The report, titled ‘Major strategic choices ahead of telcos: Reconfiguring for value’ and which pulled together interviews from more than 100 executives globally, argues that revenues will stabilise, with a modest growth outlook for the majority of European countries. Yet the B2B2x market is slated by ADL to account for 8% of global ICT spending by 2020, and the consulting firm argues this is an ‘untapped opportunity’ for operators.
The report explains the significance of this nascent market. “B2B2x differs from the traditional B2C, B2B and wholesale segments in that services become part of the client’s value chain,” ADL argues. “It differs from the Internet of Things in that it does not include B2C, but it does include services delivered by humans.
“This segment is not necessarily new – it was originally created by IT companies. What is new that telecom operators, leveraging their assets, can carve out a space in it and address a much larger share of the mega-trend ‘digitisation of the industry’ than they have historically,” the report adds.
Naturally, this means a greater understanding of what companies need to ‘digitise’ their offerings – and ADL believes it’s a ‘give or take’ option for operators in the future. “The digitalisation of the telco industry has made possible a variety of strategic choices,” said Bela Virag, partner at Arthur D. Little. “Some will leverage synergies from globalised production models, while some will become exceptionally lean local players. Some will go asset light, while others will remain asset heavy. Some will master the B2B2x opportunity, while others may ignore it altogether.

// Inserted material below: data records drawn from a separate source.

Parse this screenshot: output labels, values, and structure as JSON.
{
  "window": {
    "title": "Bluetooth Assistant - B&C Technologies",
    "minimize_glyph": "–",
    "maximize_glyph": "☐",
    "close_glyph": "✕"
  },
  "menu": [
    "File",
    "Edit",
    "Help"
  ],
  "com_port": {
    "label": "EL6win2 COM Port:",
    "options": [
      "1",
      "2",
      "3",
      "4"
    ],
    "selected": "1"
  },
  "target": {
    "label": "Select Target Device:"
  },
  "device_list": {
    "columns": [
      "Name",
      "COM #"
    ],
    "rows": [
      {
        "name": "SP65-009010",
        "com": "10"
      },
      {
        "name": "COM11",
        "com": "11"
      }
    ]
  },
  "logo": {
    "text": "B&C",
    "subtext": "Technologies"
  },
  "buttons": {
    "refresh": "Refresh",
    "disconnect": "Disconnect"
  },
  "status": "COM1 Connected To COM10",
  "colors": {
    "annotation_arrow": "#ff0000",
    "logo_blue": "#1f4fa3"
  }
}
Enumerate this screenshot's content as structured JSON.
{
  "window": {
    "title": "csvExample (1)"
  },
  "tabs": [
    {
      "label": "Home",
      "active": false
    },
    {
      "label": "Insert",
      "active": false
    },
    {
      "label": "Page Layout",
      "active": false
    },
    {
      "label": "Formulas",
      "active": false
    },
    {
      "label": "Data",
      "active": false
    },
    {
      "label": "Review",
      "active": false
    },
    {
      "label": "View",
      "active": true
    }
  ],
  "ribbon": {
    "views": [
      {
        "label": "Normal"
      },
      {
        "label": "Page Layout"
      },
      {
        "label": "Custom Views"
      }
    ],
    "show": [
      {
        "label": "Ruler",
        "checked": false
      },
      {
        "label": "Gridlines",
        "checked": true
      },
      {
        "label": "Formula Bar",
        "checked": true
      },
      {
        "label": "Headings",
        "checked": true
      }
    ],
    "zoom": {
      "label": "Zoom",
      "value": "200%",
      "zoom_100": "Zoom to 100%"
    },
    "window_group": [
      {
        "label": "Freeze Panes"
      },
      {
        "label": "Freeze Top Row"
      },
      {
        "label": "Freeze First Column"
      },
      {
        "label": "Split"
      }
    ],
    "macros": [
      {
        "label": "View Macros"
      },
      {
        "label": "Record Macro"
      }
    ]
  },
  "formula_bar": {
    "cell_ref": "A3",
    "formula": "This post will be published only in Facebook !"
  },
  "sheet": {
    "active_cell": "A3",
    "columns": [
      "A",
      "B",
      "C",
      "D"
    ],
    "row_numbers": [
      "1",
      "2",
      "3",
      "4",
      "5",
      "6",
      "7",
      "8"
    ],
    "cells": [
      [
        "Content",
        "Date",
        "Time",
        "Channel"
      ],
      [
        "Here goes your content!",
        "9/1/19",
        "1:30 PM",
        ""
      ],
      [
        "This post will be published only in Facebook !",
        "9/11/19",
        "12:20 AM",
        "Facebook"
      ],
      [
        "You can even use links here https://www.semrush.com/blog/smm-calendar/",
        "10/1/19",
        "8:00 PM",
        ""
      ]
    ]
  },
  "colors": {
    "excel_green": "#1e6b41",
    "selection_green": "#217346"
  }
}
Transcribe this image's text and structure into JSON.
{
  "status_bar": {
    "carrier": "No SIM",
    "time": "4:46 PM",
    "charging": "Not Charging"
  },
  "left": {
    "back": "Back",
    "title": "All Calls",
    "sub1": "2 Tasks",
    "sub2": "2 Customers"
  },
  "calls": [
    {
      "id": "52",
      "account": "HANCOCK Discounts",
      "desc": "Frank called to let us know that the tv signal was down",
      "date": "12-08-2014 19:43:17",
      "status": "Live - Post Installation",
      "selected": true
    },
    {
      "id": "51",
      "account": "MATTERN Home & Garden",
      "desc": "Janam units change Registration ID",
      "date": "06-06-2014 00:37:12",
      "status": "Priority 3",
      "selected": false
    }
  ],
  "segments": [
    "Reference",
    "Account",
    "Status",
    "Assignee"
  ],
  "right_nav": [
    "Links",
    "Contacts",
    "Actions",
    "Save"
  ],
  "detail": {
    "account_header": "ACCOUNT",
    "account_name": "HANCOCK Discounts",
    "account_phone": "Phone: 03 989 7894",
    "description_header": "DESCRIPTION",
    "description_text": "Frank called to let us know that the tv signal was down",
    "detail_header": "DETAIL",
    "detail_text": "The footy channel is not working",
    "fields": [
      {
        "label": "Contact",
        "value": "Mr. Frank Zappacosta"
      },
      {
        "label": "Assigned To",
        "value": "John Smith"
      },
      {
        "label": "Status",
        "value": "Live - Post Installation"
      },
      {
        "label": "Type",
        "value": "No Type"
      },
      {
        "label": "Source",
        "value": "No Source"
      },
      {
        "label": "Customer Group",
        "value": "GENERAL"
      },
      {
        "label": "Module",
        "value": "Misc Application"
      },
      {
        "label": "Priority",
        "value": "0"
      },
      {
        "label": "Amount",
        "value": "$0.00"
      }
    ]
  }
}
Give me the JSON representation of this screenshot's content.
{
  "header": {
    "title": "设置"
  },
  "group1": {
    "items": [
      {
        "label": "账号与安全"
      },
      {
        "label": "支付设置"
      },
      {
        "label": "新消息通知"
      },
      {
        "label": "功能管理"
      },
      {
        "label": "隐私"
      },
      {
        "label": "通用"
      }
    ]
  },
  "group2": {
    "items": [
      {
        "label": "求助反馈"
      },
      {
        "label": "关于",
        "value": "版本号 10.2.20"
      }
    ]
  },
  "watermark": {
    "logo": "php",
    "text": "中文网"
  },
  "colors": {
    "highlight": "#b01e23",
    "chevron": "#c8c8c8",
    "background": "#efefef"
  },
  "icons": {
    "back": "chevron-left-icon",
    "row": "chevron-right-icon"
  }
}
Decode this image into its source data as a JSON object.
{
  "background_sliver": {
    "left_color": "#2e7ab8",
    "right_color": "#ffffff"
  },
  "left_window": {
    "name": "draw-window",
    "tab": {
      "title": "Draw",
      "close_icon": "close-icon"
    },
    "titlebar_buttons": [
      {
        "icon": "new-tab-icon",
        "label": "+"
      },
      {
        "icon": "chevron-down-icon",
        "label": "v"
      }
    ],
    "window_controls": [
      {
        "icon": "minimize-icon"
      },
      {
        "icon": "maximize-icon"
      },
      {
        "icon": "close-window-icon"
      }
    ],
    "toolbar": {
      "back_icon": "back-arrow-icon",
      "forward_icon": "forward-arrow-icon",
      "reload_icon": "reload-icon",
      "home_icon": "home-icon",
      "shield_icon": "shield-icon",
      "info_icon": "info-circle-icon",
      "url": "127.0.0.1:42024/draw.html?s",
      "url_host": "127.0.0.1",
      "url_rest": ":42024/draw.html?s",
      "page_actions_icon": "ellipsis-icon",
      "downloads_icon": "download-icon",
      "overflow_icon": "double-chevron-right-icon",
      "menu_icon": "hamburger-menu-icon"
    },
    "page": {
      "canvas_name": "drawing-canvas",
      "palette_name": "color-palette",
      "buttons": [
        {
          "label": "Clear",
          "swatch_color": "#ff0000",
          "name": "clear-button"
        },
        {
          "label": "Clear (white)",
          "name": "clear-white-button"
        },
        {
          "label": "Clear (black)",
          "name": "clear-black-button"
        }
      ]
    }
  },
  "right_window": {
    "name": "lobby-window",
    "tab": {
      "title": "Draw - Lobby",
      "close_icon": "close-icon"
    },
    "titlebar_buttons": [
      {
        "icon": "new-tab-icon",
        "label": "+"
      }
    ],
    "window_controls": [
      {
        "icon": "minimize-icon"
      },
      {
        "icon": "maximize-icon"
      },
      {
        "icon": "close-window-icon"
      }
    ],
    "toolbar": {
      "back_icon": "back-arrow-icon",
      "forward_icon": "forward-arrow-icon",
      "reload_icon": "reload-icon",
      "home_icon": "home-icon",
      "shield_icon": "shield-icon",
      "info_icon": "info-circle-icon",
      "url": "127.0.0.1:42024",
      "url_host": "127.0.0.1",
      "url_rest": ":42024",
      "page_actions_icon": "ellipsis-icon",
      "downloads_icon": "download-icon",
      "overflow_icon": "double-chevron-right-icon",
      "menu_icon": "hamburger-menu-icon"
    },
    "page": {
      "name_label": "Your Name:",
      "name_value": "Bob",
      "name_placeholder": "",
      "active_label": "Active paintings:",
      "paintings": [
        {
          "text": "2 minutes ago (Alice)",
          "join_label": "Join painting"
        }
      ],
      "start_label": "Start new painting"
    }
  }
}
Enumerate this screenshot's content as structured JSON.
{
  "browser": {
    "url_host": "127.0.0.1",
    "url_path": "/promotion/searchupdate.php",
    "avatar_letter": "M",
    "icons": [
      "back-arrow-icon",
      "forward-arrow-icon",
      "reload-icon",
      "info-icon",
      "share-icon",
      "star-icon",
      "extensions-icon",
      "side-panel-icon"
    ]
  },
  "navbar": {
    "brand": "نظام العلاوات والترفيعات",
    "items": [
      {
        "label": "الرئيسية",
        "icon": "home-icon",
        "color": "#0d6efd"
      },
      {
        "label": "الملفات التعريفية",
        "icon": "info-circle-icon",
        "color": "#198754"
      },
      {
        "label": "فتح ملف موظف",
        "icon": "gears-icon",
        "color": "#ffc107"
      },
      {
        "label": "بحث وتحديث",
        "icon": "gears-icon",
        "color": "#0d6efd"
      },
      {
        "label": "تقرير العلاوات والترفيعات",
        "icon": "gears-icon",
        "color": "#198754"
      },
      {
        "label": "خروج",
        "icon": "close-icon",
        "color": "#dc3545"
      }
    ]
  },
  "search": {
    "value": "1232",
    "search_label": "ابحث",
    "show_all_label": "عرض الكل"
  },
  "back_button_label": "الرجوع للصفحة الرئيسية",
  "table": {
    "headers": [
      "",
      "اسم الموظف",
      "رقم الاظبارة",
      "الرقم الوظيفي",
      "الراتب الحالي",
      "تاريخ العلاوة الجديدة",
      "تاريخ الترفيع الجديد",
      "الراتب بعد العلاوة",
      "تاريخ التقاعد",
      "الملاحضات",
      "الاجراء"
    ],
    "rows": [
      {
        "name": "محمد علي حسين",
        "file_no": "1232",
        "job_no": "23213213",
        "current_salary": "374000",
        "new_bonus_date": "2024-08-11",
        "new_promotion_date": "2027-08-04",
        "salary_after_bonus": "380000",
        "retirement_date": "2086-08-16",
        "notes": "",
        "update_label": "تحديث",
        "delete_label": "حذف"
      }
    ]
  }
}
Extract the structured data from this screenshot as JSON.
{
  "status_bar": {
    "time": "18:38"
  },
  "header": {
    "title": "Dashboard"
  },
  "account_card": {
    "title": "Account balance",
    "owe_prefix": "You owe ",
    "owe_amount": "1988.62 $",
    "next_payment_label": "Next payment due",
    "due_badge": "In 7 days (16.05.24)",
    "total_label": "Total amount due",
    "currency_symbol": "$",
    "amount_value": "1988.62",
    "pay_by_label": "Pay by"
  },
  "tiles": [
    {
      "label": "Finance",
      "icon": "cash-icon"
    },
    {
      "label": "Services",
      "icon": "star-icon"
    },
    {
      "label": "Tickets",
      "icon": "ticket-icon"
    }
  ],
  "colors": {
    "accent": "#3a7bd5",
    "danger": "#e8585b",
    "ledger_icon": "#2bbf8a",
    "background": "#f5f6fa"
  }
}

“It is these choices that operators face regarding their configuration that will drive them to be less lookalike than they are today,” Virag added. “Ultimately, there are multiple forces that will drive operators to take on much greater design responsibility for their IT, network and services.”
When it comes to European telcos, ADL says its relatively gloomy forecasts from 2015 have produced sunnier results, thanks in part to the decline in fixed telephony not being as significant as originally thought. In three of the five categories it outlines – mobile data, fixed broadband, and pay TV – European operators should see growth, albeit with the two laggards, mobile voice and messaging and fixed telephony, culminating in only a 1.2% CAGR increase by 2021.
As one might suspect, VoIP and OTT services are the primary culprits in declining voice revenues, the report adds – growing subscriber numbers for mobile telephony will not compensate for ARPU declines.
Overall, the report concludes that as operators change their offerings, be it through design or necessity, the market will note their different risk profiles and abilities to scale.
“Operators can differentiate their plays by becoming truly global players, partnering-capable players fully embracing the new segments and customer needs, remaining strong and highly efficient in their domestic markets, becoming asset-heavy or light operators, or pure asset-holding and operating players,” ADL says.
“All of these possible paths have one thing in common: they anticipate the arrival of the next wave of efficiency increases – this time on a much more global scale.”